Di fronte a questa evidenza, che riguarda direttamente la gestione del governo Meloni-Giorgetti, il capogruppo Bignami ha avuto il coraggio di chiedere conto a Conte e al Movimento 5 Stelle. La risposta non può che essere una: si tratta di manifesta incapacità.
L’attuale maggioranza non si limita a utilizzare il Superbonus come capro espiatorio per mascherare il proprio fallimento economico che ha investito il Paese. Ora tenta persino di scaricare sul governo Conte le responsabilità relative all’esplosione delle frodi.
La realtà dei fatti racconta una storia ben diversa. Il Superbonus è stato sfruttato dalla maggioranza per fini di campagna elettorale e per interessi personali, come la ristrutturazione di appartamenti privati. Successivamente hanno completamente riscritto la normativa.

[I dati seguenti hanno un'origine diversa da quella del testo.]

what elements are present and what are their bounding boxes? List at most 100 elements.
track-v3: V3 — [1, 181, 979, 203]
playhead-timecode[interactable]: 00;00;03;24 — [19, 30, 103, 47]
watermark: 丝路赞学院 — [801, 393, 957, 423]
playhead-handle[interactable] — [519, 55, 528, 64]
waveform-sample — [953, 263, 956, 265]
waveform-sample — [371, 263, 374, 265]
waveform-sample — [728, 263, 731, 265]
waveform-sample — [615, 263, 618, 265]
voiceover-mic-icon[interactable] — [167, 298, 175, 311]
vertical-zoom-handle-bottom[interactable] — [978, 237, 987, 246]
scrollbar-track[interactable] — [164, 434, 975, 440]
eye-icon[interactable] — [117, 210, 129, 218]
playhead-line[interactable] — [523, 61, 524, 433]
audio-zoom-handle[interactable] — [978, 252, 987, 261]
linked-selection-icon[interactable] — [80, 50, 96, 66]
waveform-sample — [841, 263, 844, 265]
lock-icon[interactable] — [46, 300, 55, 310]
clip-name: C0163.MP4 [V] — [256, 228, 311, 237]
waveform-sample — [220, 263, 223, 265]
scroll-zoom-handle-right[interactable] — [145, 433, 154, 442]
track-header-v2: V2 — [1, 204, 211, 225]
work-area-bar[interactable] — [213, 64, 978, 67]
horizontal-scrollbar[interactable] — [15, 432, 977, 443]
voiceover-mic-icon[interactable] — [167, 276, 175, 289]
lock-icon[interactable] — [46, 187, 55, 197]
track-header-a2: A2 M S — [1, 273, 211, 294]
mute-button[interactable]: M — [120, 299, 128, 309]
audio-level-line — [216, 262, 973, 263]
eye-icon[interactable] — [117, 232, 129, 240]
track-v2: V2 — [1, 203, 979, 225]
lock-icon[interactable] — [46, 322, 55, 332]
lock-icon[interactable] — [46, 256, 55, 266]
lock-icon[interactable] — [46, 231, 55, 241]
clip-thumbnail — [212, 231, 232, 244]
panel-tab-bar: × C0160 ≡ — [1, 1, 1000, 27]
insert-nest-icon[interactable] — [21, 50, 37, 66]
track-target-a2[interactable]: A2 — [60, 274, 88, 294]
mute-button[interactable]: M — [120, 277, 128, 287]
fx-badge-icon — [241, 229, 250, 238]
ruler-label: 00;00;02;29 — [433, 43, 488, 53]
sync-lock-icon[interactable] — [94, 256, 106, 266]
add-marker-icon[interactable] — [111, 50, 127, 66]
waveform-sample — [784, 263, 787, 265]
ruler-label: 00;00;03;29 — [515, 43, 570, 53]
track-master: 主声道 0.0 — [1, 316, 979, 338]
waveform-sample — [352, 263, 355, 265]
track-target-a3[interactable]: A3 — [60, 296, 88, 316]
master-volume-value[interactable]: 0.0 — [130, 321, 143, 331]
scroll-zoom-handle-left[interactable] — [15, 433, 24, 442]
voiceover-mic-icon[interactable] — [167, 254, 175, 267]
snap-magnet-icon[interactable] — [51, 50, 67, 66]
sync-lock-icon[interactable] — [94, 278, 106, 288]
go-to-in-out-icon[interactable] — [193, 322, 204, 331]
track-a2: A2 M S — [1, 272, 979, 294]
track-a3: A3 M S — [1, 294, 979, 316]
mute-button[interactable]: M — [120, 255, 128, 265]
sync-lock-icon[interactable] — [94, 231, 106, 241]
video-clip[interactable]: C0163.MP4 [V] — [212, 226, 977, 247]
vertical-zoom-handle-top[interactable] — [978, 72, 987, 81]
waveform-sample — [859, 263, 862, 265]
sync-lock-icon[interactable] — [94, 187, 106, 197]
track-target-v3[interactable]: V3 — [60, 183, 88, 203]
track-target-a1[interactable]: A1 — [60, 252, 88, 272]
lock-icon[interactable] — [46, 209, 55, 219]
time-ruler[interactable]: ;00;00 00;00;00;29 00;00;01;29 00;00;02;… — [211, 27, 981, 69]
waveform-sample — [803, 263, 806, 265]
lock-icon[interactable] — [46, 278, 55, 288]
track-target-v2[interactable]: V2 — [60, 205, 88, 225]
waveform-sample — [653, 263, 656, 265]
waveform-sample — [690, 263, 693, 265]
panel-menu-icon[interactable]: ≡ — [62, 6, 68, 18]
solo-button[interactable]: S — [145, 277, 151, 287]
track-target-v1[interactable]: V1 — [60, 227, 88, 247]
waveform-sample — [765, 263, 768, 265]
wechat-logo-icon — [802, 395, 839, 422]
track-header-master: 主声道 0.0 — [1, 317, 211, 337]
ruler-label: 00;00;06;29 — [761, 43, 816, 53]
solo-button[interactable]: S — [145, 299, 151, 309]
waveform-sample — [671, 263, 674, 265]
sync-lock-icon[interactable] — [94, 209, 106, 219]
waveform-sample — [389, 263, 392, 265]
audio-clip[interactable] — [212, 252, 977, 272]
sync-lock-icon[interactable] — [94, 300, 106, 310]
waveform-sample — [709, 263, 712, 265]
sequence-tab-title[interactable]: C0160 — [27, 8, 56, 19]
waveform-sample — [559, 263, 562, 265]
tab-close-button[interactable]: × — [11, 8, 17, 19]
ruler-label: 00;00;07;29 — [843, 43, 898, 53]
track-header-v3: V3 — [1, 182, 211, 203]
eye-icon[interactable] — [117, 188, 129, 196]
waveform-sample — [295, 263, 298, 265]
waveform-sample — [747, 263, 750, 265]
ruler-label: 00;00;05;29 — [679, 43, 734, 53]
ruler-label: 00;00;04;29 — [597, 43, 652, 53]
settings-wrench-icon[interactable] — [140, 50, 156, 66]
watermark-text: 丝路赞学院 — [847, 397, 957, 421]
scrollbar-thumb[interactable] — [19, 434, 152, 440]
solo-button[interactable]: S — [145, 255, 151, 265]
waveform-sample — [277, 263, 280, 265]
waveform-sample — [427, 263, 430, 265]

I numeri parlano chiaro: l’attuale governo ha gestito la misura per tre anni e sette mesi su un totale di sei anni. Il governo Conte, invece, ha avuto a disposizione soltanto nove mesi.
Ora che il boom delle truffe, attestato al 33%, certifica inequivocabilmente il fallimento della loro gestione, provano a infangare gli altri. Ma la verità è incontrovertibile: questa percentuale record è la diretta conseguenza del blocco della cessione del credito d’imposta e dello sconto in fattura, decisioni assunte dall’esecutivo Meloni.
Si tratta di un comportamento privo di vergogna e di dignità, afferma il deputato del Movimento 5 Stelle Agostino Santillo.